Ulrike Felt est professeur d’études sur la science et la technologie (STS) depuis 1999 et dirige le département STS de l’université de Vienne. Ces dernières années, les recherches menées par Ulrike Felt ont porté sur l’accélération de nos horizons de connaissance et de recherche. Cet article propose un aperçu des analyses faites par Ulrike Felt de l’évolution du rythme de la recherche, notamment à l’échelle européenne.

Cet article est issu d’un entretien réalisé avec elle en mai 2015 et s’appuie sur ses derniers travaux publiés [1] (Pour des informations plus détaillées sur son parcours et ses domaines de recherche, voir la fin de l’article).
De par son expérience des programmes européens de R&D, Ulrike Felt s’intéresse à la manière dont ces derniers ont progressivement fait évoluer la manière dont les chercheurs européens travaillent. Ses travaux portent notamment sur l’évolution du temps de la recherche et s’inscrivent ainsi en résonnance avec des recherches menées par le philosophe et sociologue allemand Harmut Rosa. Elle s’intéresse notamment à la place accordée à l’innovation par les politiques et programmes de recherche. D’après cette chercheuse, si l’innovation a été l’objet de nombreuses études, le rôle du temps dans le processus d’innovation n’a été jusqu’à aujourd’hui l’objet que de peu d’attentions.
Dans un article paru en avril 2015 « Innovationen, Wissensökologien und akademische Zeitlandschaften » (Innovation, écologie du savoir et horizons temporels académiques - ndlr), elle propose d’interroger sur les structures et horizons temporels dans lesquels nous pensons et développons l’innovation. Ces horizons et conceptions se matérialisent dans les programmes de recherche et mesures structurelles et la manière dont la recherche scientifique est pratiquée.
L’univers de la recherche scientifique serait ainsi marqué par quatre phénomènes intrinsèquement liés :

  • une focalisation exacerbée sur l’innovation ;
  • un phénomène d’accélération ;
  • la mise en cadence de la recherche scientifique ;
  • la fragmentation de la "vie académique".

1. Une focalisation exacerbée sur l’innovation, vue à travers le prisme de l’anticipation

Les discours politique autour de la science et de la technologie ainsi que les mesures qui en découlent tournent autour d’un même objet, l’avenir.
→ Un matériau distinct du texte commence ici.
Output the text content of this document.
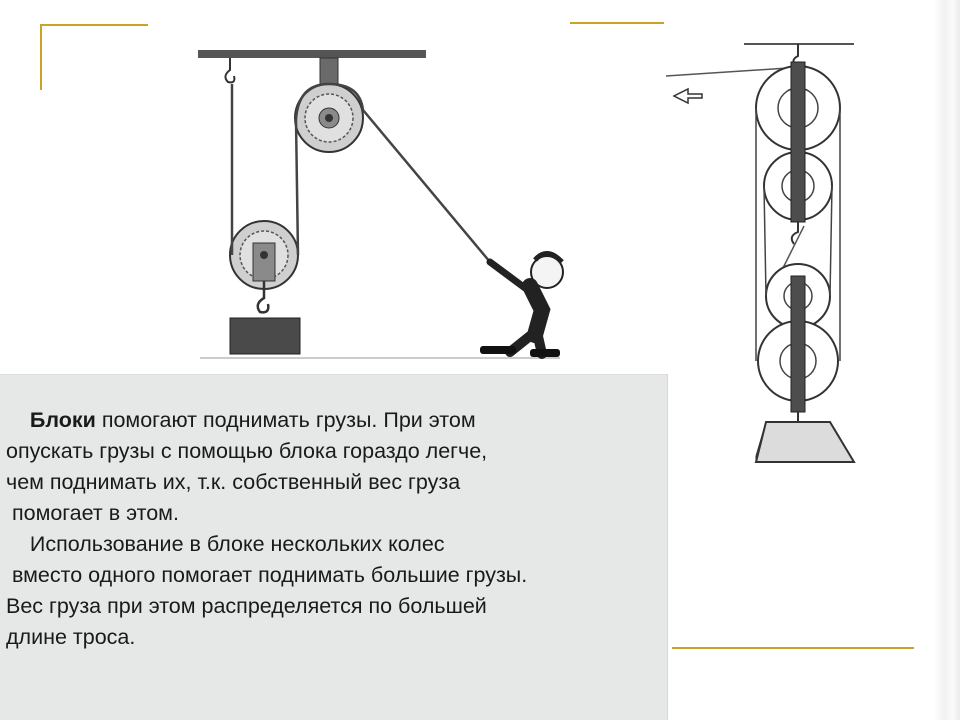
Блоки помогают поднимать грузы. При этом

опускать грузы с помощью блока гораздо легче,

чем поднимать их, т.к. собственный вес груза

помогает в этом.

Использование в блоке нескольких колес

вместо одного помогает поднимать большие грузы.

Вес груза при этом распределяется по большей

длине троса.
Cette thématique n’est pas nouvelle mais son intensité accrue et son lien avec notre capacité d’anticipation sont pour Ulrike Felt caractéristiques de nos sociétés contemporaines d’innovation. Jusque dans le domaine de la recherche fondamentale, il est demandé aux chercheurs de tenir compte des potentielles applications à venir de leurs recherches. Cette question récurrente des usages et application étant intrinsèquement liées aux attentes économiques des décideurs. Il est à ce titre intéressant de souligner le changement de nom des programmes cadres de recherche de la Commission européenne. Nous sommes ainsi passés du 7ème PCRD au programme Horizon 2020. Le terme « horizon » ainsi que l’identité graphique du programme s’inscrivent dans cette conception de l’innovation et de l’anticipation.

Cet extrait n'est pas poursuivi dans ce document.